# A complex log inequality

Standard

Let $z$ be a complex number. The power series expansion of $\text{log}(1+z)$ about $z_0=0$ is given by

$\displaystyle{\text{log}(1+z) = \sum_{n=1}^\infty (-1)^{n-1}\frac{z^n}{n} = z-\frac{z^2}{2} + \ldots}$

which has radius of convergence 1. If $|z|<1$ then

$\displaystyle{\left|1-\frac{\log(1+z)}{z}\right|\leq \frac{|z|}{2(1-|z|)}}$

If we further assume $|z|<1/2$ then

$\displaystyle{\left|1-\frac{\log(1+z)}{z}\right|\leq \frac{1}{2}}$

This gives,

$\displaystyle{\frac{|z|}{2}\leq |\log(1+z)|\leq \frac{3|z|}{2}, \quad |z|<\frac{1}{2}}$

I just wanted to see how this inequality will appear graphically, so here are the plots made using SageMath 7.5.1 (by fixing the real part of z to zero and varying the imaginary part till 1/2)

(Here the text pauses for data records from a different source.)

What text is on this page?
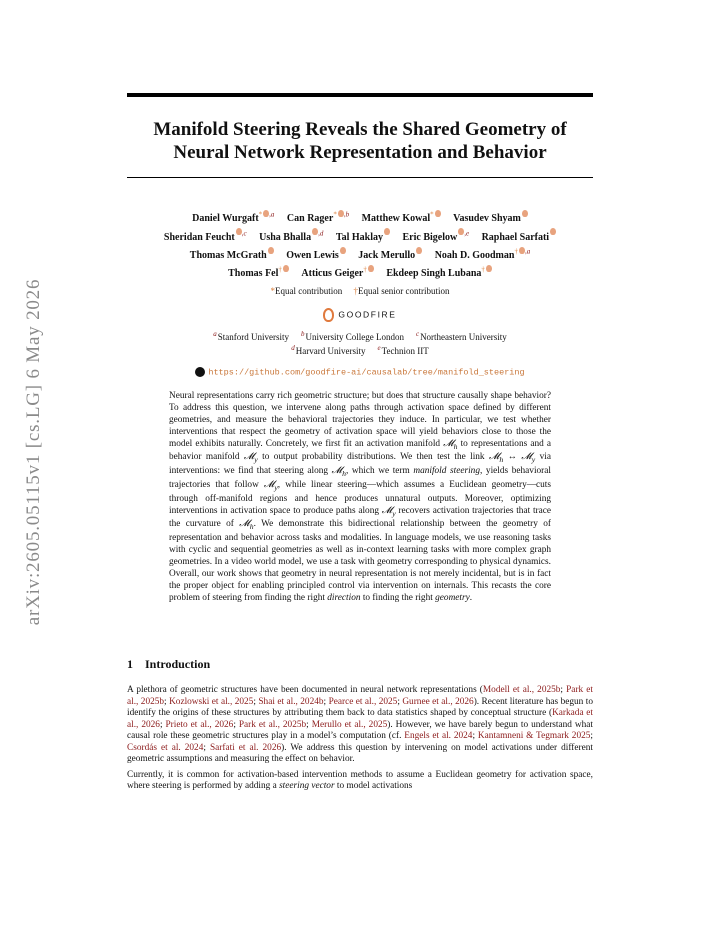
arXiv:2605.05115v1 [cs.LG] 6 May 2026
Manifold Steering Reveals the Shared Geometry of
Neural Network Representation and Behavior
Daniel Wurgaft* $^{,a}$ Can Rager* $^{,b}$ Matthew Kowal* Vasudev Shyam
Sheridan Feucht $^{,c}$ Usha Bhalla $^{,d}$ Tal Haklay Eric Bigelow $^{,e}$ Raphael Sarfati
Thomas McGrath Owen Lewis Jack Merullo Noah D. Goodman† $^{,a}$
Thomas Fel† Atticus Geiger† Ekdeep Singh Lubana†
*Equal contribution †Equal senior contribution
GOODFIRE
$^a$Stanford University $^b$University College London $^c$Northeastern University
$^d$Harvard University $^e$Technion IIT
https://github.com/goodfire-ai/causalab/tree/manifold_steering
Neural representations carry rich geometric structure; but does that structure causally shape behavior? To address this question, we intervene along paths through activation space defined by different geometries, and measure the behavioral trajectories they induce. In particular, we test whether interventions that respect the geometry of activation space will yield behaviors close to those the model exhibits naturally. Concretely, we first fit an activation manifold 𝓜$_h$ to representations and a behavior manifold 𝓜$_y$ to output probability distributions. We then test the link 𝓜$_h$ ↔ 𝓜$_y$ via interventions: we find that steering along 𝓜$_h$, which we term manifold steering, yields behavioral trajectories that follow 𝓜$_y$, while linear steering—which assumes a Euclidean geometry—cuts through off-manifold regions and hence produces unnatural outputs. Moreover, optimizing interventions in activation space to produce paths along 𝓜$_y$ recovers activation trajectories that trace the curvature of 𝓜$_h$. We demonstrate this bidirectional relationship between the geometry of representation and behavior across tasks and modalities. In language models, we use reasoning tasks with cyclic and sequential geometries as well as in-context learning tasks with more complex graph geometries. In a video world model, we use a task with geometry corresponding to physical dynamics. Overall, our work shows that geometry in neural representation is not merely incidental, but is in fact the proper object for enabling principled control via intervention on internals. This recasts the core problem of steering from finding the right direction to finding the right geometry.
1 Introduction

A plethora of geometric structures have been documented in neural network representations (Modell et al., 2025b; Park et al., 2025b; Kozlowski et al., 2025; Shai et al., 2024b; Pearce et al., 2025; Gurnee et al., 2026). Recent literature has begun to identify the origins of these structures by attributing them back to data statistics shaped by conceptual structure (Karkada et al., 2026; Prieto et al., 2026; Park et al., 2025b; Merullo et al., 2025). However, we have barely begun to understand what causal role these geometric structures play in a model’s computation (cf. Engels et al. 2024; Kantamneni & Tegmark 2025; Csordás et al. 2024; Sarfati et al. 2026). We address this question by intervening on model activations under different geometric assumptions and measuring the effect on behavior.

Currently, it is common for activation-based intervention methods to assume a Euclidean geometry for activation space, where steering is performed by adding a steering vector to model activations
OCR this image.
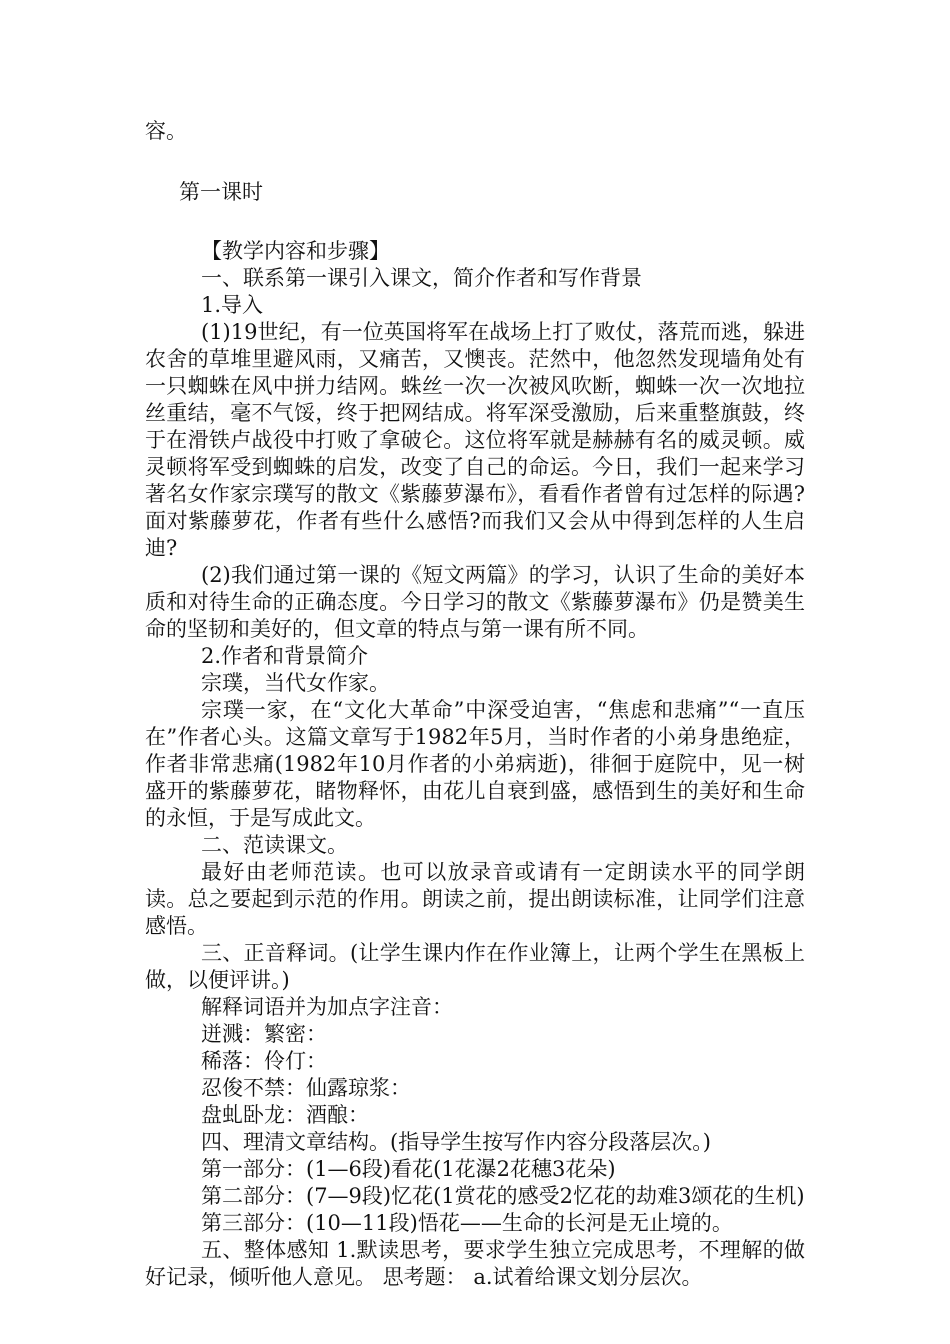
容。

第一课时

【教学内容和步骤】

一、联系第一课引入课文，简介作者和写作背景

1.导入

(1)19世纪，有一位英国将军在战场上打了败仗，落荒而逃，躲进农舍的草堆里避风雨，又痛苦，又懊丧。茫然中，他忽然发现墙角处有一只蜘蛛在风中拼力结网。蛛丝一次一次被风吹断，蜘蛛一次一次地拉丝重结，毫不气馁，终于把网结成。将军深受激励，后来重整旗鼓，终于在滑铁卢战役中打败了拿破仑。这位将军就是赫赫有名的威灵顿。威灵顿将军受到蜘蛛的启发，改变了自己的命运。今日，我们一起来学习著名女作家宗璞写的散文《紫藤萝瀑布》，看看作者曾有过怎样的际遇?面对紫藤萝花，作者有些什么感悟?而我们又会从中得到怎样的人生启迪?

(2)我们通过第一课的《短文两篇》的学习，认识了生命的美好本质和对待生命的正确态度。今日学习的散文《紫藤萝瀑布》仍是赞美生命的坚韧和美好的，但文章的特点与第一课有所不同。

2.作者和背景简介

宗璞，当代女作家。

宗璞一家，在“文化大革命”中深受迫害，“焦虑和悲痛”“一直压在”作者心头。这篇文章写于1982年5月，当时作者的小弟身患绝症，作者非常悲痛(1982年10月作者的小弟病逝)，徘徊于庭院中，见一树盛开的紫藤萝花，睹物释怀，由花儿自衰到盛，感悟到生的美好和生命的永恒，于是写成此文。

二、范读课文。

最好由老师范读。也可以放录音或请有一定朗读水平的同学朗读。总之要起到示范的作用。朗读之前，提出朗读标准，让同学们注意感悟。

三、正音释词。(让学生课内作在作业簿上，让两个学生在黑板上做，以便评讲。)

解释词语并为加点字注音：

迸溅：繁密：

稀落：伶仃：

忍俊不禁：仙露琼浆：

盘虬卧龙：酒酿：

四、理清文章结构。(指导学生按写作内容分段落层次。)

第一部分：(1—6段)看花(1花瀑2花穗3花朵)

第二部分：(7—9段)忆花(1赏花的感受2忆花的劫难3颂花的生机)

第三部分：(10—11段)悟花——生命的长河是无止境的。

五、整体感知 1.默读思考，要求学生独立完成思考，不理解的做好记录，倾听他人意见。 思考题： a.试着给课文划分层次。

i = CDF.0; p1 = plot(lambda t: abs(log(1+t*i)), 0, 0.5, rgbcolor=(0.8,0,0),legend_label=’ $|log(1+z)|$’, thickness=2); p2 = plot(lambda t: abs((t*i)/2), 0, 0.5, rgbcolor=(0,0.8,0), legend_label=’$|z|/2$’, thickness=2); p3 = plot(lambda t: abs(3*(t*i)/2), 0, 0.5, rgbcolor=(0,0,0.8), legend_label=’ $3|z|/2$’, thickness=2); p1+p2+p3

I tried to get a graph where this inequlaity fails (i.e. the plots intersect), but failed to do so.